Former Barcelona and England star Gary Lineker and 1966 World Cup winner Geoff Hurst are among leading names who have called for new regulations to prevent children heading balls.
A study carried out in Scotland concluded professional footballers are around three and a half times more likely to die of dementia than the general population.
Rooney told the Daily Telegraph he witnessed the US rules first hand with his son Kai when he played for MLS franchise DC United.
"When we lived in the States, my eldest boy was in a football team and heading was banned in training and in games," said Rooney, who is now interim player-manager of Championship side Derby.
"If the ball was coming to their head, they moved away from it and let it run through, so maybe that's something that could happen on a more regular basis over here.
"Clearly, something needs to change to make sure this doesn't happen to the next generation of players when young men are dying of this disease."
Lawyers have confirmed an action has begun on behalf of former players suffering with the neurodegenerative disease, who plan to seek compensation from organisations understood to include the Football Association.

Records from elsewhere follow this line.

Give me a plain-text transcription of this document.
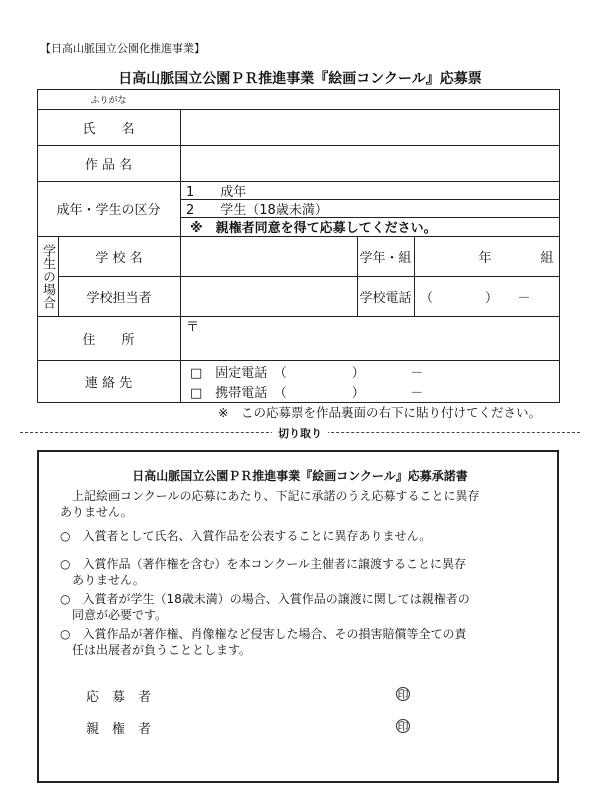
【日高山脈国立公園化推進事業】
日高山脈国立公園ＰＲ推進事業『絵画コンクール』応募票
ふりがな
氏　　名
作 品 名
成年・学生の区分
1　　成年
2　　学生（18歳未満）
※　親権者同意を得て応募してください。
学生の場合	学 校 名	学年・組	年	組
学校担当者	学校電話 （　　　　）　　－
住　　所
〒
連 絡 先
□　固定電話　（　　　　　）　　　　－
□　携帯電話　（　　　　　）　　　　－
※　この応募票を作品裏面の右下に貼り付けてください。
切り取り
日高山脈国立公園ＰＲ推進事業『絵画コンクール』応募承諾書
上記絵画コンクールの応募にあたり、下記に承諾のうえ応募することに異存
ありません。
○　入賞者として氏名、入賞作品を公表することに異存ありません。
○　入賞作品（著作権を含む）を本コンクール主催者に譲渡することに異存
ありません。
○　入賞者が学生（18歳未満）の場合、入賞作品の譲渡に関しては親権者の
同意が必要です。
○　入賞作品が著作権、肖像権など侵害した場合、その損害賠償等全ての責
任は出展者が負うこととします。
応　募　者	印
親　権　者	印
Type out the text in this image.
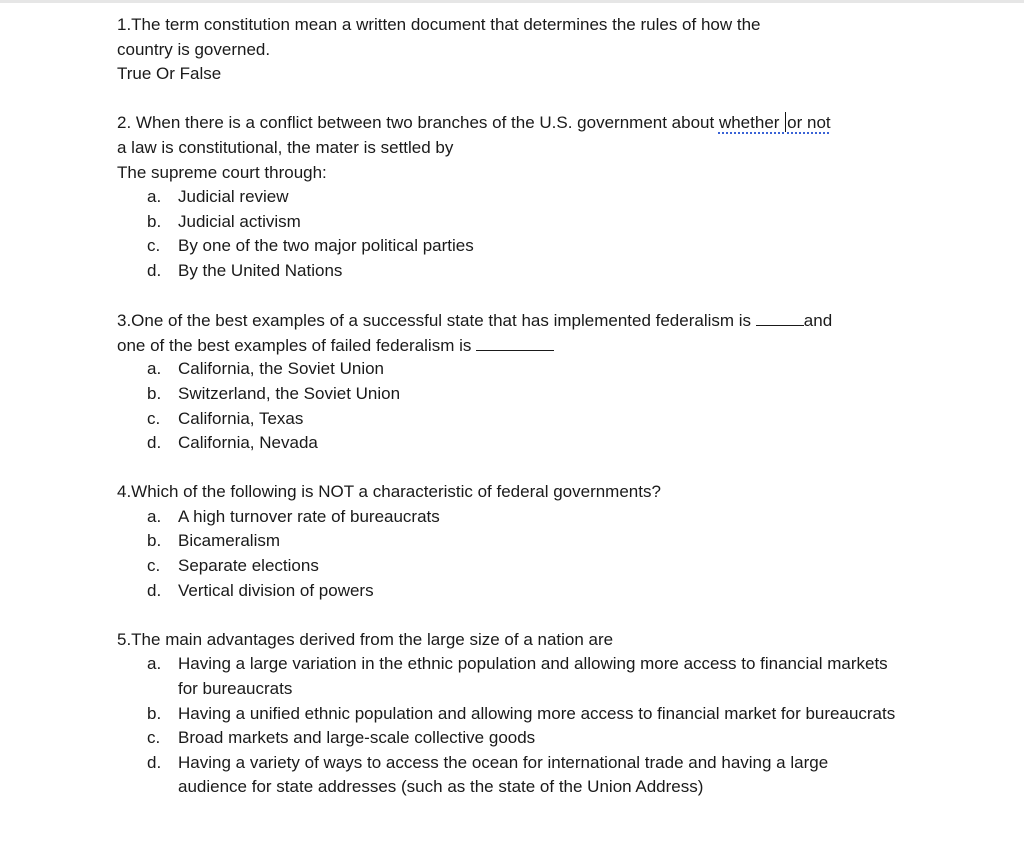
1.The term constitution mean a written document that determines the rules of how the
country is governed.
True Or False
2. When there is a conflict between two branches of the U.S. government about whether or not
a law is constitutional, the mater is settled by
The supreme court through:
a. Judicial review
b. Judicial activism
c. By one of the two major political parties
d. By the United Nations
3.One of the best examples of a successful state that has implemented federalism is	and
one of the best examples of failed federalism is
a. California, the Soviet Union
b. Switzerland, the Soviet Union
c. California, Texas
d. California, Nevada
4.Which of the following is NOT a characteristic of federal governments?
a. A high turnover rate of bureaucrats
b. Bicameralism
c. Separate elections
d. Vertical division of powers
5.The main advantages derived from the large size of a nation are
a. Having a large variation in the ethnic population and allowing more access to financial markets for bureaucrats
b. Having a unified ethnic population and allowing more access to financial market for bureaucrats
c. Broad markets and large-scale collective goods
d. Having a variety of ways to access the ocean for international trade and having a large audience for state addresses (such as the state of the Union Address)
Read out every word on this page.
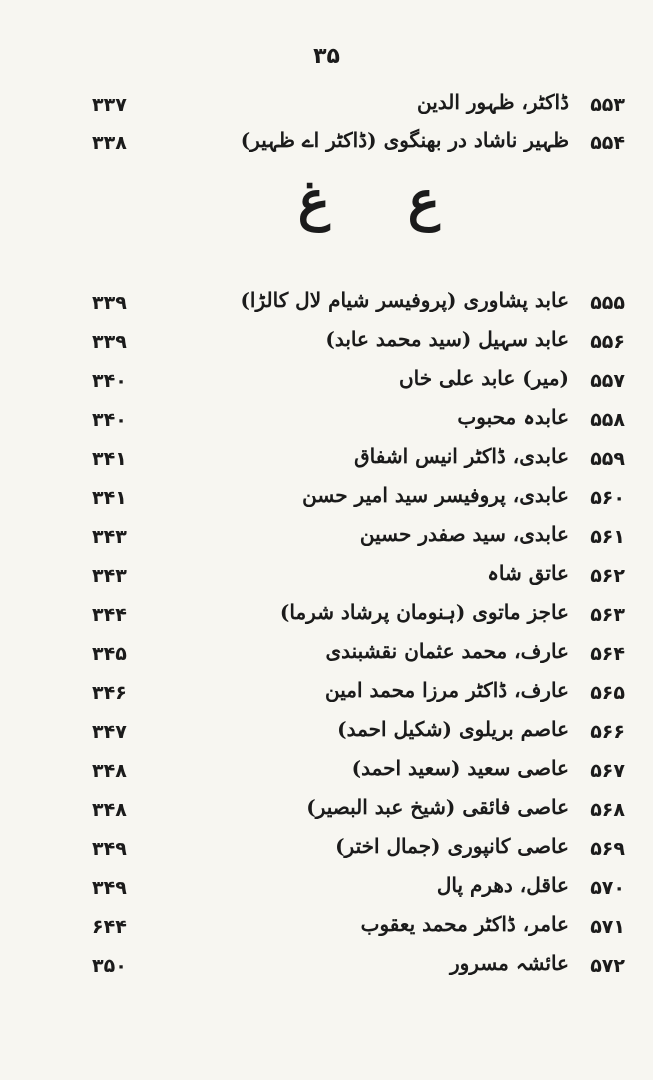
۳۵
۳۳۷	ڈاکٹر، ظہور الدین	۵۵۳
۳۳۸	ظہیر ناشاد در بھنگوی (ڈاکٹر اے ظہیر)	۵۵۴
ع
غ
۳۳۹	عابد پشاوری (پروفیسر شیام لال کالڑا)	۵۵۵
۳۳۹	عابد سہیل (سید محمد عابد)	۵۵۶
۳۴۰	(میر) عابد علی خاں	۵۵۷
۳۴۰	عابدہ محبوب	۵۵۸
۳۴۱	عابدی، ڈاکٹر انیس اشفاق	۵۵۹
۳۴۱	عابدی، پروفیسر سید امیر حسن	۵۶۰
۳۴۳	عابدی، سید صفدر حسین	۵۶۱
۳۴۳	عاتق شاہ	۵۶۲
۳۴۴	عاجز ماتوی (ہنومان پرشاد شرما)	۵۶۳
۳۴۵	عارف، محمد عثمان نقشبندی	۵۶۴
۳۴۶	عارف، ڈاکٹر مرزا محمد امین	۵۶۵
۳۴۷	عاصم بریلوی (شکیل احمد)	۵۶۶
۳۴۸	عاصی سعید (سعید احمد)	۵۶۷
۳۴۸	عاصی فائقی (شیخ عبد البصیر)	۵۶۸
۳۴۹	عاصی کانپوری (جمال اختر)	۵۶۹
۳۴۹	عاقل، دھرم پال	۵۷۰
۶۴۴	عامر، ڈاکٹر محمد یعقوب	۵۷۱
۳۵۰	عائشہ مسرور	۵۷۲
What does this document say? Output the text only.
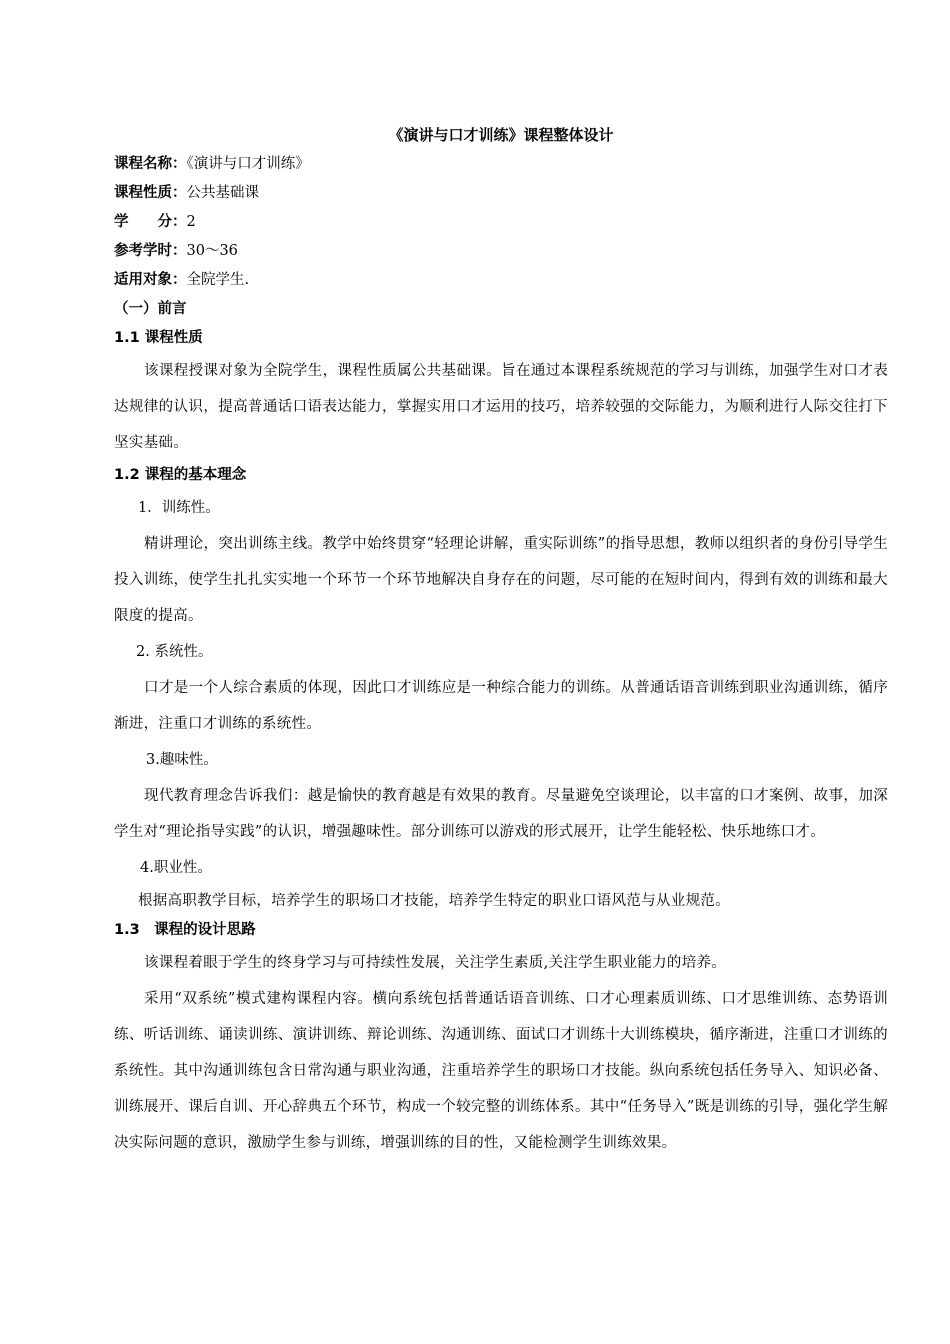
《演讲与口才训练》课程整体设计
课程名称：《演讲与口才训练》
课程性质：公共基础课
学　　分：2
参考学时：30～36
适用对象：全院学生.
（一）前言
1.1 课程性质

该课程授课对象为全院学生，课程性质属公共基础课。旨在通过本课程系统规范的学习与训练，加强学生对口才表达规律的认识，提高普通话口语表达能力，掌握实用口才运用的技巧，培养较强的交际能力，为顺利进行人际交往打下坚实基础。

1.2 课程的基本理念
1．训练性。

精讲理论，突出训练主线。教学中始终贯穿“轻理论讲解，重实际训练”的指导思想，教师以组织者的身份引导学生投入训练，使学生扎扎实实地一个环节一个环节地解决自身存在的问题，尽可能的在短时间内，得到有效的训练和最大限度的提高。

2. 系统性。

口才是一个人综合素质的体现，因此口才训练应是一种综合能力的训练。从普通话语音训练到职业沟通训练，循序渐进，注重口才训练的系统性。

3.趣味性。

现代教育理念告诉我们：越是愉快的教育越是有效果的教育。尽量避免空谈理论，以丰富的口才案例、故事，加深学生对“理论指导实践”的认识，增强趣味性。部分训练可以游戏的形式展开，让学生能轻松、快乐地练口才。

4.职业性。

根据高职教学目标，培养学生的职场口才技能，培养学生特定的职业口语风范与从业规范。

1.3　课程的设计思路

该课程着眼于学生的终身学习与可持续性发展，关注学生素质,关注学生职业能力的培养。

采用“双系统”模式建构课程内容。横向系统包括普通话语音训练、口才心理素质训练、口才思维训练、态势语训练、听话训练、诵读训练、演讲训练、辩论训练、沟通训练、面试口才训练十大训练模块，循序渐进，注重口才训练的系统性。其中沟通训练包含日常沟通与职业沟通，注重培养学生的职场口才技能。纵向系统包括任务导入、知识必备、训练展开、课后自训、开心辞典五个环节，构成一个较完整的训练体系。其中“任务导入”既是训练的引导，强化学生解决实际问题的意识，激励学生参与训练，增强训练的目的性，又能检测学生训练效果。
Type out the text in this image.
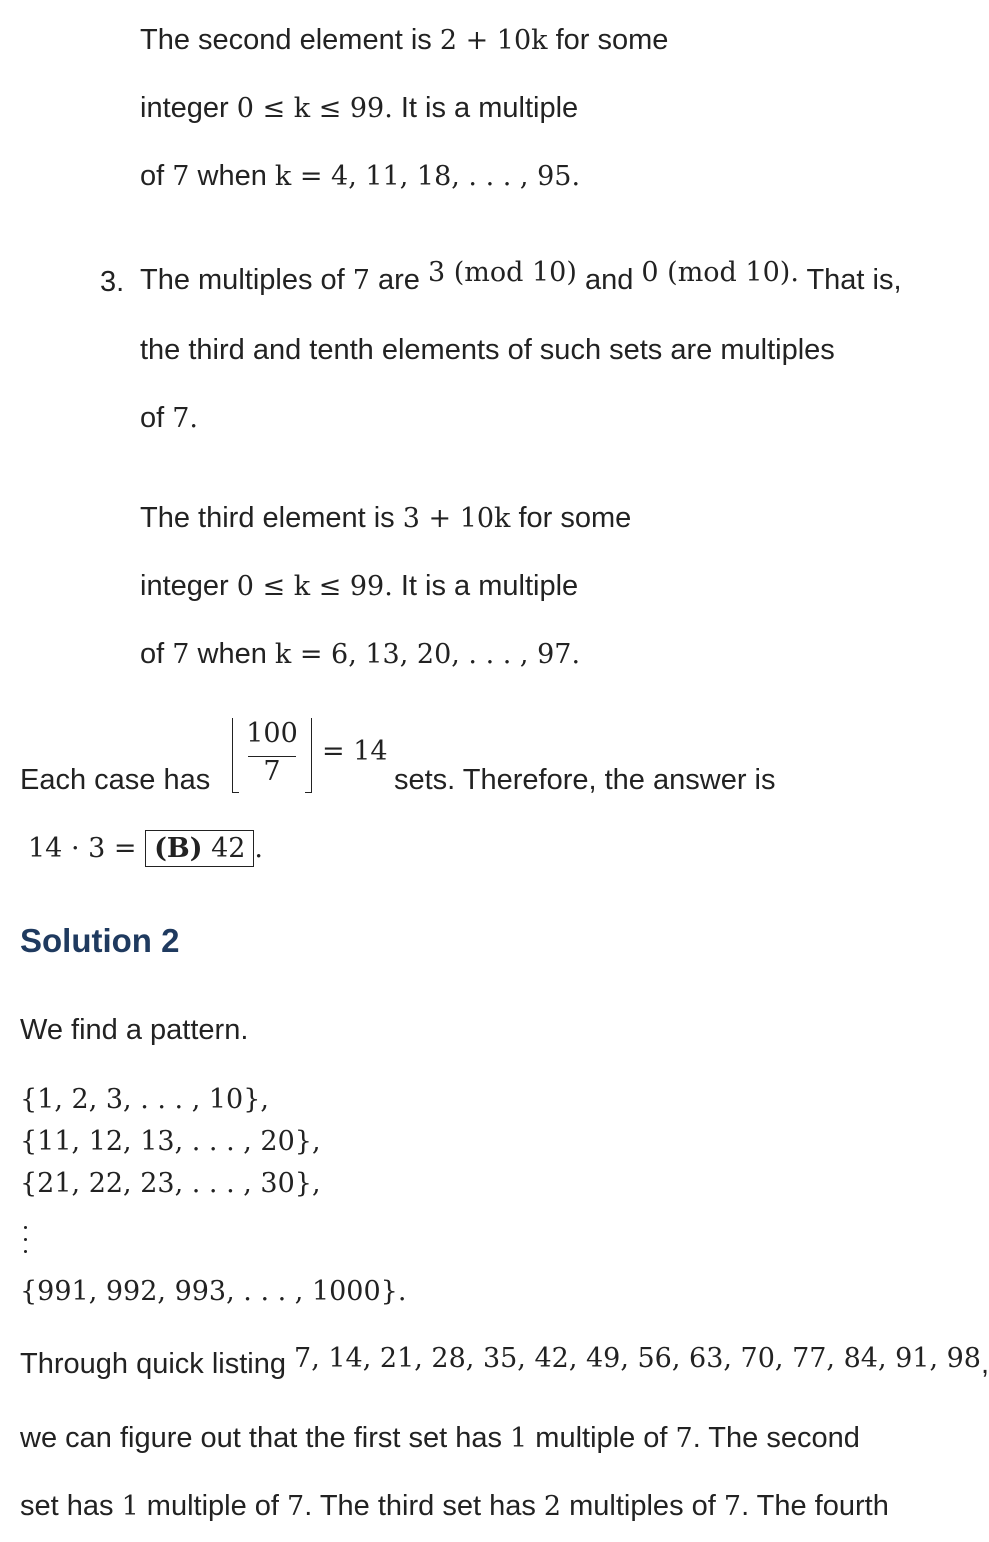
The second element is 2 + 10k for some
integer 0 ≤ k ≤ 99. It is a multiple
of 7 when k = 4, 11, 18, . . . , 95.
3. The multiples of 7 are 3 (mod 10) and 0 (mod 10). That is,
the third and tenth elements of such sets are multiples
of 7.
The third element is 3 + 10k for some
integer 0 ≤ k ≤ 99. It is a multiple
of 7 when k = 6, 13, 20, . . . , 97.
Each case has
100
7
= 14
sets. Therefore, the answer is
14 · 3 = (B) 42 .
Solution 2
We find a pattern.
{1, 2, 3, . . . , 10},
{11, 12, 13, . . . , 20},
{21, 22, 23, . . . , 30},
{991, 992, 993, . . . , 1000}.
Through quick listing 7, 14, 21, 28, 35, 42, 49, 56, 63, 70, 77, 84, 91, 98,
we can figure out that the first set has 1 multiple of 7. The second
set has 1 multiple of 7. The third set has 2 multiples of 7. The fourth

However, Mark Bullingham, FA chief executive, says despite the findings of the Scottish study -- which the FA and the Professional Footballers' Association (PFA) co-funded -- it is "not entirely clear cut" what causes the increased risk.
"My mother suffers from it (dementia). I see it first hand. It's horrible," he said.
"I don't think it's entirely clear cut to identify the risk factors.
"But obviously heading could be one of those risk factors and that's why we put in place all the guidelines we have with regards to youth football, which I think are actually tougher than any other country in the world."
- 'A serious issue' -
Rooney's former United team-mate, Newcastle manager Steve Bruce, was a renowned header of the ball. On Friday he welcomed the PFA's announcement they are setting up a taskforce to look into the matter.
"In my career, and every day when I was young we headed a ball in the gym and we ran outside and repeated it hour after hour," Bruce said.
"There is a genuine concern, when you see players before my era, so why wouldn't it affect my era?"
Carlo Ancelotti enjoyed a distinguished playing career winning the European Cup twice with the great AC Milan side.
However, the Everton manager says players are more cosseted these days than in his time.
"Of course, every research they do for this (dementia) is welcome," he said.
"It's true that 40 years ago, when I played, there was not the control that the players have in this period.
"The players now are more controlled."
Hurst said this week he would be willing to donate his brain for research, because several of his 1966 team-mates have died due to dementia.
Nobby Stiles is the latest to have died of dementia-related causes last month and his Manchester United team-mate Bobby Charlton has been diagnosed with it.
Present United manager Ole Gunnar Solskjaer said football had a duty of care to the present and future generation of players.
"We have seen it close-hand with Nobby and Sir Bobby (Charlton)," Solskjaer said.
"It is a serious issue. I need to learn more about it, so we can help raise discussions.
"Progress has to be made. Do we adjust training for kids? Football has a big responsibility here."